Opm. Voor het aaneenschrijven met daar enz. ➝ aan.

B. bw. met de betekenis van:
I. Eig. verwijdering : schepen varen - en aan: wij gaan er op -

Gez. - en toe, nu en dan; - of aan, afgesteld of aangevangen; allen -, gaan van het toneel af; hoeden -, hoeden afnemen; op het gehoor (bij het zich verwijderen) zich naar het gehoor richten; van iemand zijn, niet langer met hem te doen hebben; van iets zijn, er geen last meer van hebben. ➝ kunnen, man. II. Metf. [het begin is als een verwijdering van een punt in de ruimte of in de tijd] te beginnen van : van hier, van dit ogenblik -; van kindsbeen van heden -; van nu aan. III. Metn.

1. [gevolg van een verwijdering is vaak : naar beneden komen] richting naar beneden : de berg, de helling, de ladder, de trap -; de rivier (in de richting van de monding) : -, elliptisch voor „kom af’’ kom naar beneden.
2. [gevolg van een verwijdering is :] toestand van scheiding
a. Eig. : het beeld is geschonden, de kop ligt er -; van zijn vrouw zijn; hoeveel moet er voor de onkosten? dat is niet ver van Antwerpen -; het nieuwtje is er -.
b. Metf. in (veelal elliptische) uitdr. met de betekenis van :
a. afgetreden, afgezet : hij is minister -.
b. afgebroken, ontbonden : zijn engagement is -.
c. afgekomen : goed, slecht, wel zijn, in goede enz. toestand verkeren.
d. afgemaakt, ten einde : zijn taak is -; de koorts is -.
e. afgemat, uitgeput : van vermoeidheid.
f. afgemeten, afgerekend, tot een bepaalde grens juist, nauwkeurig : iets tot op de dag bepalen. ➝ gevaar.

SAMENSTELLINGEN met het vz. en met het bw. af.

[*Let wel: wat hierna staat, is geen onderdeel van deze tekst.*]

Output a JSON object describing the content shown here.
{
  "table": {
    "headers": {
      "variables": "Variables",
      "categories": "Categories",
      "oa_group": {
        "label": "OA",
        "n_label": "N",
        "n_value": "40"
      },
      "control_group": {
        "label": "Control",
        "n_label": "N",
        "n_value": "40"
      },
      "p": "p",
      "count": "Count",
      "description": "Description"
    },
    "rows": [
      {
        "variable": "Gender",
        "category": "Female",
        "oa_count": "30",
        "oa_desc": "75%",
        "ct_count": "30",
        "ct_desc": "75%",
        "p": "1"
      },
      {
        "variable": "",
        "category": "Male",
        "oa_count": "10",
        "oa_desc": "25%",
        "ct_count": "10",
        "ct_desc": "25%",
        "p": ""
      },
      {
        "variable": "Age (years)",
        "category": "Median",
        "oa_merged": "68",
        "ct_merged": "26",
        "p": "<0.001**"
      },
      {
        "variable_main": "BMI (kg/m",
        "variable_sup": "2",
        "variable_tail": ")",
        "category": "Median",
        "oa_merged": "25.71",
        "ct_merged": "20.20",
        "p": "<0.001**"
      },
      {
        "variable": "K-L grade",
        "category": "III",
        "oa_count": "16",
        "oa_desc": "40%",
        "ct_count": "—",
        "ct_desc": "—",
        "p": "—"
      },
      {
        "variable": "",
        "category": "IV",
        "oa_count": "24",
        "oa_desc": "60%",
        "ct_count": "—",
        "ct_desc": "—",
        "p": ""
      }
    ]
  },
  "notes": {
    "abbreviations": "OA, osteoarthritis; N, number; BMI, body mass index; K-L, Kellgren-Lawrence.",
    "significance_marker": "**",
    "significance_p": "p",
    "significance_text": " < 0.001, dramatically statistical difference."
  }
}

A. met het vz. af, waarbij dit de betekenis heeft van
1. Eig. verwijdering : afhandig, aflijvig, aftandig; averechts.
2. Metn. [gevolg van verwijdering is vaak : gemis] zonder : afgrond.
B. met het bw. af nl.
I. als eerste lid vóór (scheidbare) wkw. en andere woorden met de bij het bw. af opgegeven betekenissen, soms echter eigenaardig gewijzigd :
1. met de betekenis van verwijdering
a. Eig. : afspringen, afvaren; afweg.
b. Metf.
a. losmaking : afbreken, afbinden, afbakenen.
b. vrijmaking : afdanken, aflossen.
c. wegneming : afbikken. afknagen.
d. reiniging : afborstelen, afschuren.
e. afstand van bezit of gewoonte; afgeven, afstand doen; afleren, afwennen.
f. verkrijging van bezit of kennis : afbedelen, afdwingen; afhoren, afzien.
g. nabootsing : afdrukken, afschilderen.
h. tenietdoening : (een huis) afbreken; afzoenen; afbestellen.
i. ontkenning : afgod, afgunst.
c. Metn.
a. [door verwijdering wordt iets kleiner] vermindering : afnemen (onz.), afslaan (onz.).
N. B. In sommige wkw. betekent af dat de werking geschiedt door een vermindering van het tegengestelde; b. v. afkoelen is koeler worden door vermindering van de warmtestof; afkorten is korter worden door vermindering der lengte.
b.
1). Algm. [men verwijdert iets dat voleind is] ten einde toe : afbetalen, afbreien, afwerken.
2). Inz.
a) [tot op het punt dat iets onbruikbaar is] verslijting : afdragen,

afgebruiken.

b) [tot op het punt dat de krachten ontbreken] afmatting, uitputting : (zich) afarbeiden, afsloven.
c) [tot op het hoogste punt van intensiteit] zeer : afgebliksemd, afgehageld.
2. met de betekenis van richting naar beneden; afbrengen, afdalen, afwerpen, afzeilen; afkondigen; afdak; afwaarts.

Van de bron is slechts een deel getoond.